Maggie and talk on the phone about Josh and Rachel, the wedding, their educations, Rachel's relationship with Alan, etc. Susan gets jealous when I talk to Maggie. I also do business with Maggie. She supplies the brokerage with fresh flower arrangements every Monday morning, and does all the flowers for special occasions, though now she is thinking of selling the business and doing some traveling with number two. On the whole, we have a pretty cordial relationship, though from time to time, Maggie strikes out at me. I'm always surprised. I still don't know what caused our love affair to burn out. I still don't know why she asked me to leave her bed. I loved her. I worked hard for my family. I was never unfaithful, didn't drink or abuse her. It's true I wasn't much good around the house. However, this is something that doesn't even phase Susan, so why would it have bothered Maggie so much? Was it religion, or lack thereof? I don't know. Is this a sad love story? I guess so.
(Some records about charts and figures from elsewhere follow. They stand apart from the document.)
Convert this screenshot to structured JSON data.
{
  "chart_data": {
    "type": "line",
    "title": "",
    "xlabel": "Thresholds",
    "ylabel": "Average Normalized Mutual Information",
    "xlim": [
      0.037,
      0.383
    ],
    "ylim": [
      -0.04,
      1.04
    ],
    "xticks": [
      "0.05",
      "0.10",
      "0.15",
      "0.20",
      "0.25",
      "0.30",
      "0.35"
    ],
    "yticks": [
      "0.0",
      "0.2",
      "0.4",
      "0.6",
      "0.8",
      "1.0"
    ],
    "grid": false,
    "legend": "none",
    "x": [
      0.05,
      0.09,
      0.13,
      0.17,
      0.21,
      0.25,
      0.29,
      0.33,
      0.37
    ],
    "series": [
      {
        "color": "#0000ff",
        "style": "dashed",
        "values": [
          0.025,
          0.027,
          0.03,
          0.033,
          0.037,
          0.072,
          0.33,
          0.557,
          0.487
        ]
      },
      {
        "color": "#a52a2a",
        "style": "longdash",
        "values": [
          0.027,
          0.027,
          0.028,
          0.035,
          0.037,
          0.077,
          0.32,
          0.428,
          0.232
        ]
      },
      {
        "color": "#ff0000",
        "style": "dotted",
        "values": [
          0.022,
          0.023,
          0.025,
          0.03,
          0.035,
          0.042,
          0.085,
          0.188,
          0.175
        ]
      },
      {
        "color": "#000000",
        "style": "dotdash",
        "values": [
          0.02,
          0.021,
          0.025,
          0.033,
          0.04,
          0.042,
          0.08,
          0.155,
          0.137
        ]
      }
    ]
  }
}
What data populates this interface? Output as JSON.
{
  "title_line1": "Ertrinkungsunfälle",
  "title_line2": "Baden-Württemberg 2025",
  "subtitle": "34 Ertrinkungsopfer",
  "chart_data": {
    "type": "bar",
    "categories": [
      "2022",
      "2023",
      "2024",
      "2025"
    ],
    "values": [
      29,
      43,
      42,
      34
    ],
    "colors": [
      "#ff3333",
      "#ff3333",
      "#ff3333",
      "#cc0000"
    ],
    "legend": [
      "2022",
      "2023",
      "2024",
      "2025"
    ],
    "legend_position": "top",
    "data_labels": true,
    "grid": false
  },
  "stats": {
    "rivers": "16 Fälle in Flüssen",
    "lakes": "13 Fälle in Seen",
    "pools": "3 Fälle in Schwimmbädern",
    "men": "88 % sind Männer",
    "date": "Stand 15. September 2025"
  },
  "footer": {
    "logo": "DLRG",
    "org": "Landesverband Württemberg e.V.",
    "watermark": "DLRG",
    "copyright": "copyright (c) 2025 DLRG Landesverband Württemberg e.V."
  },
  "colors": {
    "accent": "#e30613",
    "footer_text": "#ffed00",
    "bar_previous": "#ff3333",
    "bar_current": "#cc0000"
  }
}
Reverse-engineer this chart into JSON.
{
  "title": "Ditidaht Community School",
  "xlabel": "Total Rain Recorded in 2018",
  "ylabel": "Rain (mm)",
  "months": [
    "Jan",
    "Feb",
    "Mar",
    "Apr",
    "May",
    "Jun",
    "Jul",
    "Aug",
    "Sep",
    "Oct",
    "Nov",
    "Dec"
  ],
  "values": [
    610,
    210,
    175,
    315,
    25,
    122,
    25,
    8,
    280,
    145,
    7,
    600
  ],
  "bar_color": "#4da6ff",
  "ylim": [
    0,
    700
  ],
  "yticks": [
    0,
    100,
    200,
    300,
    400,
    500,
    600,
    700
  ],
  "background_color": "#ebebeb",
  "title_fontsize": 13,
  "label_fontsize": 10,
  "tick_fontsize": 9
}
Did I destroy Judaism? I ask myself now. If asked their religion, Josh and Rachel will say Jewish, but are they practicing Jews? No. Will their children be Jewish? I doubt it. Does this make me sad? Very. Should I have married Maggie? I wouldn't have Josh and Rachel if I hadn't. Did we negotiate our differences? you ask. I don't think we ever knew what our differences were. In an attempt to ignore the differences which were so important to our families, we overlooked all differences. We thought love was all that mattered. I suppose that makes this a pretty common "love" story.